То ли растерявшись, то ли полагаясь на русское чувство комического, шутиха решила сымпровизировать ответ и… поколотила итальянцев, наотрез отказавшись с ними танцевать. Когда итальянцам все-таки удалось вытащить шутиху на сцену, она задрала юбку, показав почтенной публике свое нижнее белье. Зрители были в восторге от подобного взаимодействия двух культур.
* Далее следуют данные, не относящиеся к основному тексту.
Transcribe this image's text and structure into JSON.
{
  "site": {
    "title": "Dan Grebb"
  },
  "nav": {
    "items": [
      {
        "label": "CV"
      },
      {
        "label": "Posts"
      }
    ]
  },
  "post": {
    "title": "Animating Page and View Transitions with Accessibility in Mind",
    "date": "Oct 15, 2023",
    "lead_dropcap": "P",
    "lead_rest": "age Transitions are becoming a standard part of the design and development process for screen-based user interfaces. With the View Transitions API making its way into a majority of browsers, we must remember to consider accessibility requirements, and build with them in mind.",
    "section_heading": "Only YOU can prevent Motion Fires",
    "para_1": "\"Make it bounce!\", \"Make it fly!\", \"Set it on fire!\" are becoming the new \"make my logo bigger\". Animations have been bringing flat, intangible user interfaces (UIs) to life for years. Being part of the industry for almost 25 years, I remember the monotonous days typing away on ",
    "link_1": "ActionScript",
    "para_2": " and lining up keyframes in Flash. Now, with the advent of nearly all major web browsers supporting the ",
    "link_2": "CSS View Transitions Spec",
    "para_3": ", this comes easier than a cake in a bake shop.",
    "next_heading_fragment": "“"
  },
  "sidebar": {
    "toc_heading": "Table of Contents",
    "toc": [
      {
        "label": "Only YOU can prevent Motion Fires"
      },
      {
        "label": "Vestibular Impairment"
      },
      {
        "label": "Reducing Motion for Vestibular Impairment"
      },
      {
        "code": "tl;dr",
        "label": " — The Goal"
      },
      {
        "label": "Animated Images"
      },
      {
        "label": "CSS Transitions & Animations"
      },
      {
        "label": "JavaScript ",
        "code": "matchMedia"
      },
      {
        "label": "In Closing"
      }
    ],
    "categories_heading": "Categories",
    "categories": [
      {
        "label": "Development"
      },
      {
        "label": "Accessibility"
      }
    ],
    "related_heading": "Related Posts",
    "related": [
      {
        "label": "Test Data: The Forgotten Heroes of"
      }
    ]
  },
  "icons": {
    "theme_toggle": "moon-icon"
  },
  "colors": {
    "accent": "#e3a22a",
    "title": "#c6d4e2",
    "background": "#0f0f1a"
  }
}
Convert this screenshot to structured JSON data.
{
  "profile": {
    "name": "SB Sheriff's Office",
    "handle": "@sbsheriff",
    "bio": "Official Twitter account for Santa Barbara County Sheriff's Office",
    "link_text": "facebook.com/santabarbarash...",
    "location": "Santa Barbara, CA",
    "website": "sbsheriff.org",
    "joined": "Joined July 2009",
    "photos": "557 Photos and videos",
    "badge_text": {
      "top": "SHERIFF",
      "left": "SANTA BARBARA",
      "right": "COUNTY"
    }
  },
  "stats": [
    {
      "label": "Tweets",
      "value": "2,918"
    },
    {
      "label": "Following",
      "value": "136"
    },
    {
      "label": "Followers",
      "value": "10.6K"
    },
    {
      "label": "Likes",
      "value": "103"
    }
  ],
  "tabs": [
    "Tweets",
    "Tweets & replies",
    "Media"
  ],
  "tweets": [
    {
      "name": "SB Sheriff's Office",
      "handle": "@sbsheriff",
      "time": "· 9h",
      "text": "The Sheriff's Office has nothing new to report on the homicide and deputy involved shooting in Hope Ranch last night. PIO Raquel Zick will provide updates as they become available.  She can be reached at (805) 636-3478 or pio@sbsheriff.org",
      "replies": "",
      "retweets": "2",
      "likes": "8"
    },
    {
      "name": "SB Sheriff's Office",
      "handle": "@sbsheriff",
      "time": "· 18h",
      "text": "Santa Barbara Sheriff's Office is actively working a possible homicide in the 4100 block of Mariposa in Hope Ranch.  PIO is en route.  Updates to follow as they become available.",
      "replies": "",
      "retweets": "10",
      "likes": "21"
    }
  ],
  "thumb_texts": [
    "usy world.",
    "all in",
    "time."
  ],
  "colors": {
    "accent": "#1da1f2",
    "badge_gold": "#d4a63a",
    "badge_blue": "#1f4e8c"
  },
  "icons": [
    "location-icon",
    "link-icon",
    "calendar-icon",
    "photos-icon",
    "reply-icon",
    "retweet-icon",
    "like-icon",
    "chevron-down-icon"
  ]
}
В тот день на спектакле присутствовали три высокопоставленных священнослужителя; они отвернулись, чтобы не смотреть на это зрелище, отчего зрители расхохотались еще пуще [Mooser 1948: 368]. Этот эпизод, описанный в одном из писем ле Форта, интересен смешением русской комедийной традиции, построенной на физическом насилии и грубости, с итальянскими танцами, шутками и прямым общением с публикой. Тот факт, что на спектакле итальянцев присутствовали высокопоставленные церковники, свидетельствует об изменении общественных норм и европеизации русских нравов. Как сообщали в 1729 году «Санкт-Петербургские ведомости», католические кардиналы были частыми посетителями европейских театров, и западные нормы поведения разных сословий постепенно просачивались в Россию.
Политические и религиозные лидеры, которые всего век назад запрещали деятельность скоморохов за язычество и богохульство, безжалостно сжигая их музыкальные инструменты и маски, становятся в XVIII веке восторженными зрителями поющих и танцующих итальянских актеров в масках. Представители православной церкви вынуждены были теперь скрывать свое негодование или недоумение, подстраиваясь под европейский поведенческий код. Выступления итальянской труппы продолжались во время Великого поста 1731 года и были приостановлены всего лишь на несколько дней перед самой Пасхой. Пасха и юбилейные торжества, связанные с годовщиной восшествия императрицы на престол, также отмечались итальянскими представлениями, и певица Людовика исполнила по-русски кантату в честь Анны Иоанновны.
Как правило, итальянцы давали два представления в неделю, причем спектакли в стиле комедии дель арте шли вместе с оперными. Судя по названию исполняемых при дворе комедий, таких как «Арлекин – принц-самозванец», «Арлекин – школьный учитель», «Скарамуш-волшебник», «Скарамуш-садовник», «Панталоне – разочарованный любовник» и т. д., каждый сюжет был основан на комических приключениях одного из знаменитых персонажей в масках. Анне Иоанновне особенно полюбились импровизационные интермедии, поскольку она не являлась большой поклонницей оперного искусства и предпочитала комедию. Многочисленные донесения ле Форта подтверждают, что актерская игра была великолепной и что труппа Ристори имела огромный успех у русской публики. В течение всего 1731 года итальянские представления оставались главным событием культурной жизни российского двора. Для зрителей, не знакомых до той поры с профессиональным европейским театром, встреча с итальянским сценическим искусством стала подлинной сенсацией и своего рода художественным прозрением. Русская публика, привыкшая к официальному аскетизму в отношении театрально-зрелищной культуры, к предсказуемой скуке любительских религиозных спектаклей или к грубому юмору русских шутов, наконец-то получила возможность насладиться увлекательными, жизнеутверждающими спектаклями труппы Ристори.
Спектакли Ристори исполнялись в стиле комедии дель арте и уходили корнями в народное, площадное искусство. Доподлинно не известно, выступали ли артисты вне стен дворцов аристократии. Основываясь на сохранившихся документах, описывающих в числе имущества, оставленного итальянцами в России, «четыре малых театра кукольных», Старикова предполагает:
Вероятнее всего, итальянские артисты в свободное от большой сцены время развлекались сами и развлекали русских придворных, разыгрывая куклами те же пьесы, которые они же исполняли на большом, «живом» театре [Старикова 1995: 44].